Prove by the definition that $\ln:[\varepsilon, 1]\to\mathbb{R}$ is Cauchy-integrable and compute its integral I'll first define the Cauchy integral (which is merely a relaxed version of the Riemann integral).
(Partitions and their norms are defined as usual, just like in the definition of the Riemann integral.)
Definition. Given a function $f:[a, b]\to\mathbb{R}$ ($ a < b$) and a partition $P = \{a = x_0 < x_1 < \dots < x_N = b\}$ of $[a, b]$, we define the Cauchy sum for $f$ corresponding to $P$ to be $C(f, P) = \sum_{n = 1}^Nf(x_{n-1})(x_n - x_{n-1})$.
Definition. A function $f:[a, b]\to\mathbb{R}$ ($ a < b$) is Cauchy-integrable iff there exists $l\in\mathbb{R}$ such that for every $\varepsilon > 0$ there exists a $\delta > 0$ such that if $P$ is a partition of $[a, b]$ with $|P| < \delta$, then $|C(f, P) - l| < \varepsilon$. We call $l$ the Cauchy integral of $f$. (One can prove $l$ is unique, if it exists.)
For more on the Cauchy integral, see http://emp.byui.edu/BrownD/Mathematics/Calculus-R-R/Calc-R-R-Advanced/Cauchy-integral-intro.pdf
Now here's the exercise I'm having trouble with:
Exercise. Suppose $0 < \varepsilon < 1$ and consider the function $\ln:[\varepsilon, 1]\to\mathbb{R}$. Prove by the definition that such function is Cauchy-integrable and that its Cauchy integral is $-1 + \varepsilon - \varepsilon \ln(\varepsilon)$.
(This exercise comes from a course in Measure and Integration I'm taking right now.

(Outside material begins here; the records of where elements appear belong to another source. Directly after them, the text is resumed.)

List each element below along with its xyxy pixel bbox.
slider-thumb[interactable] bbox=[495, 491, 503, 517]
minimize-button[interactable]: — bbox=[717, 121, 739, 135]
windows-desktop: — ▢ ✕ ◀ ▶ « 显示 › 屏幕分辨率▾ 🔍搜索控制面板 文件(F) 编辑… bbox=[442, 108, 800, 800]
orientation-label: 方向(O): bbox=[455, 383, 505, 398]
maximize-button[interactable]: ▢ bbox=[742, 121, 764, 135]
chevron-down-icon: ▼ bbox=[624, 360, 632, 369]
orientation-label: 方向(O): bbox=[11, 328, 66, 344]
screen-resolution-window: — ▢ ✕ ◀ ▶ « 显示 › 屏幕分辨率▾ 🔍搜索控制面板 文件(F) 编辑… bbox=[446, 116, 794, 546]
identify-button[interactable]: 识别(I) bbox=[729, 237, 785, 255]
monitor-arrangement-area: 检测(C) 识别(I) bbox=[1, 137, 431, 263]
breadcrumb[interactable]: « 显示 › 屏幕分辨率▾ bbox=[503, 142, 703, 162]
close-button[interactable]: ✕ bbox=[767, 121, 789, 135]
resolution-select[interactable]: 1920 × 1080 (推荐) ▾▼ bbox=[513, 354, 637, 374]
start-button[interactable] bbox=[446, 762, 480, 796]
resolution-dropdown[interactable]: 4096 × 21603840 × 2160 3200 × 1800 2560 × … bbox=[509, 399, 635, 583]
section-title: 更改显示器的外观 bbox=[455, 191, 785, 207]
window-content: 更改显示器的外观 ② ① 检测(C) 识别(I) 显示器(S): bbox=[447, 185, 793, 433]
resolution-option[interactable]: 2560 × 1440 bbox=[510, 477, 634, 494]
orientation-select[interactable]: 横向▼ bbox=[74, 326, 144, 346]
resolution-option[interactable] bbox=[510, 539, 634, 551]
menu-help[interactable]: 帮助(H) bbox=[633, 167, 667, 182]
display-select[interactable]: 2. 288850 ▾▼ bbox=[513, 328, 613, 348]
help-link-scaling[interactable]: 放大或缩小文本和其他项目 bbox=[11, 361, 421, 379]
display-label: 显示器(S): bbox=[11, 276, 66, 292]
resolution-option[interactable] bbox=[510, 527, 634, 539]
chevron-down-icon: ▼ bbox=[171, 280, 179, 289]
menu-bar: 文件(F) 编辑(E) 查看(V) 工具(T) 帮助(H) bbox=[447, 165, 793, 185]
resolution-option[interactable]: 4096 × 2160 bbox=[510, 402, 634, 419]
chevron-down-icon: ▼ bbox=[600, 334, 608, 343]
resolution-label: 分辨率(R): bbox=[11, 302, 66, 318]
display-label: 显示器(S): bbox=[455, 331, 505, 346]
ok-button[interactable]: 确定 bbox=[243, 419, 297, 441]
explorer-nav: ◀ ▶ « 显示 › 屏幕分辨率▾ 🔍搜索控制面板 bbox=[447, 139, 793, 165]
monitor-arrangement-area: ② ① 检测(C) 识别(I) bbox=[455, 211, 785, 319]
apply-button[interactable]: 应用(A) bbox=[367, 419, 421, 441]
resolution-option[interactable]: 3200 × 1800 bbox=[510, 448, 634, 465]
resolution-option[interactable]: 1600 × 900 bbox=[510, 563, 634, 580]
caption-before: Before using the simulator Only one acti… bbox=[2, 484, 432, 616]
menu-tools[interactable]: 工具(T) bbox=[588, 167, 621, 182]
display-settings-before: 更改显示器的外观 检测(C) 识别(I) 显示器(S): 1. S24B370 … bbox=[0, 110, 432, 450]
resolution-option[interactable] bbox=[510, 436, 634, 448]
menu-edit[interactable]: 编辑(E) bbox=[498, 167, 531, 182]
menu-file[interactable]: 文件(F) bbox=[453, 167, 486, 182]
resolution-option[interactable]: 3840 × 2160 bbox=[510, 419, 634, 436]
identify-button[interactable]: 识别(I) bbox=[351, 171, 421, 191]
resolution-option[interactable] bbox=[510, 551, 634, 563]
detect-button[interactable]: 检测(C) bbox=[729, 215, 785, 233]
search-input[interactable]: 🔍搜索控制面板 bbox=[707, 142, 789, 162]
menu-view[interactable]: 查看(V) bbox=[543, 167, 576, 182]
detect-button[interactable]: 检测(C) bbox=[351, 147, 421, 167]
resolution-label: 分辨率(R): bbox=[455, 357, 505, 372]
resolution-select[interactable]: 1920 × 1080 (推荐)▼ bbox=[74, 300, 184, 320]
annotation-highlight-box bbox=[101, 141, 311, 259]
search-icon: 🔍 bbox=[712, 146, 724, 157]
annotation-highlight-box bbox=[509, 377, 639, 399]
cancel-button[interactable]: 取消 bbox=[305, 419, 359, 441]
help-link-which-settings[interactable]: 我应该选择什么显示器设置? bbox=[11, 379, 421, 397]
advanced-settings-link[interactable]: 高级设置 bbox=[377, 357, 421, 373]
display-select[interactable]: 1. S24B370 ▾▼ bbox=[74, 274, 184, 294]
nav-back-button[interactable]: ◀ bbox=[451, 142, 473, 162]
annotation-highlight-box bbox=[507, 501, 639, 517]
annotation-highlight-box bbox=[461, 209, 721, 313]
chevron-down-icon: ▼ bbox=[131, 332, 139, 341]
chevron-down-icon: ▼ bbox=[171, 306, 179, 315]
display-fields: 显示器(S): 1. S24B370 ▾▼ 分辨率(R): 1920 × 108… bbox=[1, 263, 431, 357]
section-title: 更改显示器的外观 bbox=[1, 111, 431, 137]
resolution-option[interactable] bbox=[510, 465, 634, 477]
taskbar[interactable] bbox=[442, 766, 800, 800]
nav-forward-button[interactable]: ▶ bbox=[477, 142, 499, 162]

Our professor has defined the Cauchy integral and others for historical and pedagogical reasons.)
Of course, I could argue thus: since $\ln:[\varepsilon, 1]\to\mathbb{R}$ is continuous, it must be Riemann-integrable (and, therefore, Cauchy-integrable) and its integral can be computed using the Fundamental Theorem of Calculus. However, the exercise requires me to do it with only the definition of the Cauchy integral. It's not clear to me how to proceed here. 
Thoughts?
 A: I would do it as follows (writing "$\log$" instead of "$\rm ln$").

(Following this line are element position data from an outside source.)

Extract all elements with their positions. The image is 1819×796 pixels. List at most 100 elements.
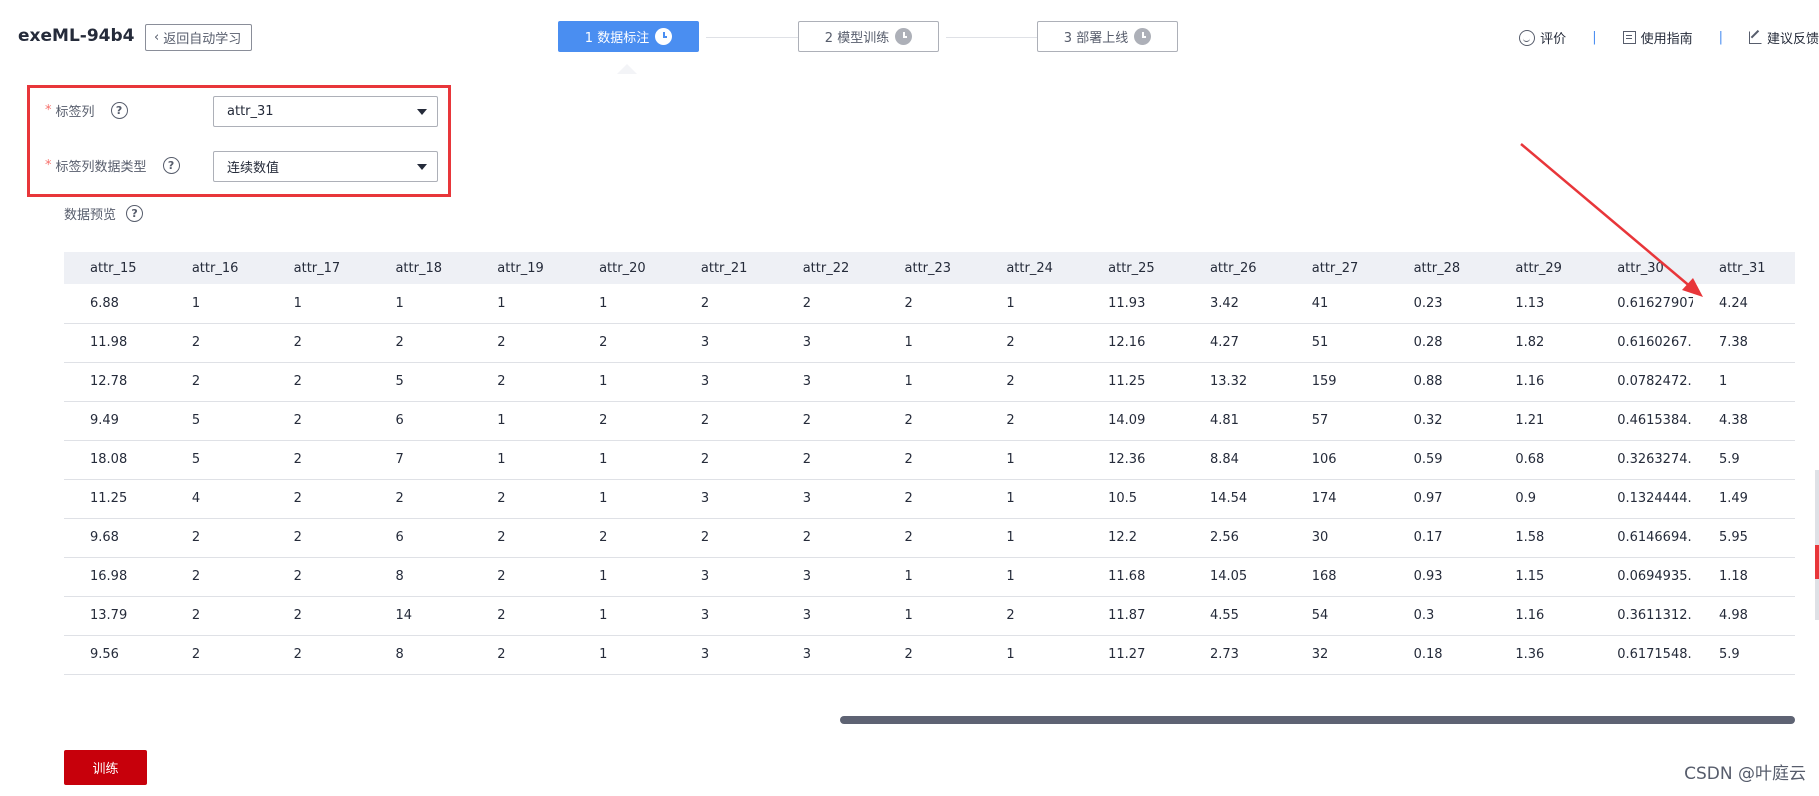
table-cell: 4.55 (1183, 596, 1286, 636)
table-cell: 1.49 (1693, 479, 1795, 519)
table-cell: 1 (980, 557, 1083, 597)
table-cell: 3 (674, 479, 777, 519)
column-header-attr-28[interactable]: attr_28 (1387, 252, 1490, 284)
vertical-scrollbar[interactable] (1815, 470, 1819, 620)
column-header-attr-23[interactable]: attr_23 (878, 252, 981, 284)
feedback-label: 建议反馈 (1766, 32, 1819, 47)
table-row: 9.56 2 2 8 2 1 3 3 2 1 11.27 2.73 32 0.18 1.36 0.617154… (64, 635, 1795, 675)
table-cell: 0.17 (1387, 518, 1490, 558)
table-cell: 3 (776, 323, 879, 363)
table-cell: 2 (165, 596, 268, 636)
smile-icon (1519, 29, 1536, 46)
column-header-attr-31[interactable]: attr_31 (1693, 252, 1795, 284)
table-cell: 1.13 (1489, 284, 1592, 324)
table-cell: 2 (267, 518, 370, 558)
table-cell: 1 (471, 401, 574, 441)
table-cell: 2 (165, 557, 268, 597)
table-cell: 1.16 (1489, 362, 1592, 402)
column-header-attr-17[interactable]: attr_17 (267, 252, 370, 284)
table-cell: 2 (878, 518, 981, 558)
page: exeML-94b4 ‹ 返回自动学习 1 数据标注 2 模型训练 3 部署上线… (0, 0, 1819, 796)
column-header-attr-25[interactable]: attr_25 (1082, 252, 1184, 284)
table-cell: 1.21 (1489, 401, 1592, 441)
table-cell: 0.18 (1387, 635, 1490, 675)
table-cell: 4.81 (1183, 401, 1286, 441)
train-button[interactable]: 训练 (64, 750, 147, 785)
table-row: 11.98 2 2 2 2 2 3 3 1 2 12.16 4.27 51 0.28 1.82 0.61602… (64, 323, 1795, 363)
table-cell: 2 (878, 440, 981, 480)
column-header-attr-24[interactable]: attr_24 (980, 252, 1083, 284)
step-model-training[interactable]: 2 模型训练 (798, 21, 939, 52)
table-cell: 4 (165, 479, 268, 519)
column-header-attr-29[interactable]: attr_29 (1489, 252, 1592, 284)
guide-link[interactable]: 使用指南 (1622, 28, 1693, 47)
table-cell: 1.82 (1489, 323, 1592, 363)
table-cell: 2 (267, 596, 370, 636)
app-title: exeML-94b4 (18, 26, 135, 46)
table-cell: 57 (1285, 401, 1388, 441)
horizontal-scrollbar[interactable] (840, 716, 1795, 724)
column-header-attr-22[interactable]: attr_22 (776, 252, 879, 284)
table-cell: 2 (980, 401, 1083, 441)
table-row: 11.25 4 2 2 2 1 3 3 2 1 10.5 14.54 174 0.97 0.9 0.13244… (64, 479, 1795, 519)
table-cell: 2 (165, 518, 268, 558)
table-cell: 0.9 (1489, 479, 1592, 519)
feedback-link[interactable]: 建议反馈 (1748, 28, 1819, 47)
column-header-attr-18[interactable]: attr_18 (369, 252, 472, 284)
table-cell: 2 (776, 440, 879, 480)
step-connector (946, 37, 1038, 38)
table-cell: 14.09 (1082, 401, 1184, 441)
column-header-attr-26[interactable]: attr_26 (1183, 252, 1286, 284)
divider: | (1718, 30, 1723, 45)
table-cell: 1 (980, 479, 1083, 519)
column-header-attr-21[interactable]: attr_21 (674, 252, 777, 284)
help-icon[interactable]: ? (126, 205, 144, 222)
table-cell: 1 (980, 635, 1083, 675)
table-cell: 2 (369, 323, 472, 363)
table-cell: 2 (267, 635, 370, 675)
table-cell: 2 (674, 440, 777, 480)
table-cell: 1 (573, 440, 675, 480)
table-cell: 11.98 (64, 323, 166, 363)
rate-link[interactable]: 评价 (1519, 28, 1566, 47)
table-cell: 3 (674, 635, 777, 675)
content-area: * 标签列 ? attr_31 * 标签列数据类型 ? 连续数值 数据预览 ? (18, 74, 1819, 796)
column-header-attr-15[interactable]: attr_15 (64, 252, 166, 284)
scrollbar-thumb[interactable] (1815, 545, 1819, 579)
column-header-attr-20[interactable]: attr_20 (573, 252, 675, 284)
table-cell: 1 (878, 362, 981, 402)
table-cell: 0.97 (1387, 479, 1490, 519)
table-cell: 1.16 (1489, 596, 1592, 636)
table-cell: 0.1324444... (1591, 479, 1693, 519)
table-row: 18.08 5 2 7 1 1 2 2 2 1 12.36 8.84 106 0.59 0.68 0.3263… (64, 440, 1795, 480)
table-cell: 6 (369, 518, 472, 558)
table-cell: 2 (878, 401, 981, 441)
column-header-attr-30[interactable]: attr_30 (1591, 252, 1693, 284)
table-cell: 51 (1285, 323, 1388, 363)
step-data-labeling[interactable]: 1 数据标注 (558, 21, 699, 52)
column-header-attr-16[interactable]: attr_16 (165, 252, 268, 284)
column-header-attr-27[interactable]: attr_27 (1285, 252, 1388, 284)
table-cell: 5 (165, 440, 268, 480)
table-cell: 0.93 (1387, 557, 1490, 597)
table-cell: 1 (980, 440, 1083, 480)
table-cell: 2 (878, 284, 981, 324)
column-header-attr-19[interactable]: attr_19 (471, 252, 574, 284)
step-deploy[interactable]: 3 部署上线 (1037, 21, 1178, 52)
table-cell: 0.59 (1387, 440, 1490, 480)
table-cell: 3 (776, 596, 879, 636)
table-cell: 1 (165, 284, 268, 324)
table-cell: 8.84 (1183, 440, 1286, 480)
table-cell: 2 (471, 635, 574, 675)
table-cell: 7 (369, 440, 472, 480)
table-cell: 2 (776, 284, 879, 324)
table-cell: 2.73 (1183, 635, 1286, 675)
table-cell: 32 (1285, 635, 1388, 675)
table-row: 9.68 2 2 6 2 2 2 2 2 1 12.2 2.56 30 0.17 1.58 0.6146694… (64, 518, 1795, 558)
table-cell: 168 (1285, 557, 1388, 597)
table-cell: 13.79 (64, 596, 166, 636)
table-cell: 4.38 (1693, 401, 1795, 441)
table-cell: 16.98 (64, 557, 166, 597)
back-to-automl-button[interactable]: ‹ 返回自动学习 (145, 24, 253, 51)
table-row: 16.98 2 2 8 2 1 3 3 1 1 11.68 14.05 168 0.93 1.15 0.069… (64, 557, 1795, 597)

First, note that for any function $f:[a,b]\to\mathbb R$ and any partition $P=(x_0,\dots ,x_N)$, we may write
\begin{eqnarray}C(f,P)&=&\sum_{n=1}^N f(x_{n-1})(x_n-x_{n-1})\\
&=&\sum_{n=1}^{N-1} x_n(f(x_{n-1})-f(x_n))+x_Nf(x_{N-1})-x_0f(x_0)\\
&=&\sum_{n=1}^{N-1} x_n(f(x_{n-1})-f(x_n))+bf(x_{N-1})-af(a)\, .
\end{eqnarray}
When specialized to $f={\log}$ on $[a,b]=[\varepsilon,1]$, this becomes
$$C({\log},P)=\sum_{n=1}^{N-1} x_n(\log(x_{n-1})-\log(x_n))+\log(x_{N-1})-\varepsilon\log(\varepsilon)\,. $$
By the mean value theorem, for each $n\in\{ 1,\dots ,N-1\}$ one can find $c_n\in (x_{n-1},x_n)$ such that $\log(x_{n-1})-\log(x_n)=\frac{1}{c_n} (x_{n-1}-x_n)$. This gives $$C(\log, P)=\sum_{n=1}^{N-1} \frac{x_n}{c_n} (x_{n-1}-x_n)+\log(x_{N-1})-\varepsilon\log(\varepsilon)\,. $$
Now, the idea is that if $\vert P\vert$ is small, then all $x_n/c_n$ are close to $1$ (because $c_n\in (x_{n-1},x_n)$) and $x_{N-1}$ is close to $x_N=1$ (so that $\log(x_{N-1})$ is close to $0$). Hence, we get
\begin{eqnarray}C(\log, P)&\sim& \sum_{n=1}^{N-1} (x_{n-1}-x_n)-\varepsilon\log(\varepsilon)\\
&=&x_0-x_{N-1}-\varepsilon\log(\varepsilon)\\
&\sim&\varepsilon-1-\varepsilon\log(\varepsilon)\, . \end{eqnarray}
I'm pretty sure that you will be able to write down the missing details.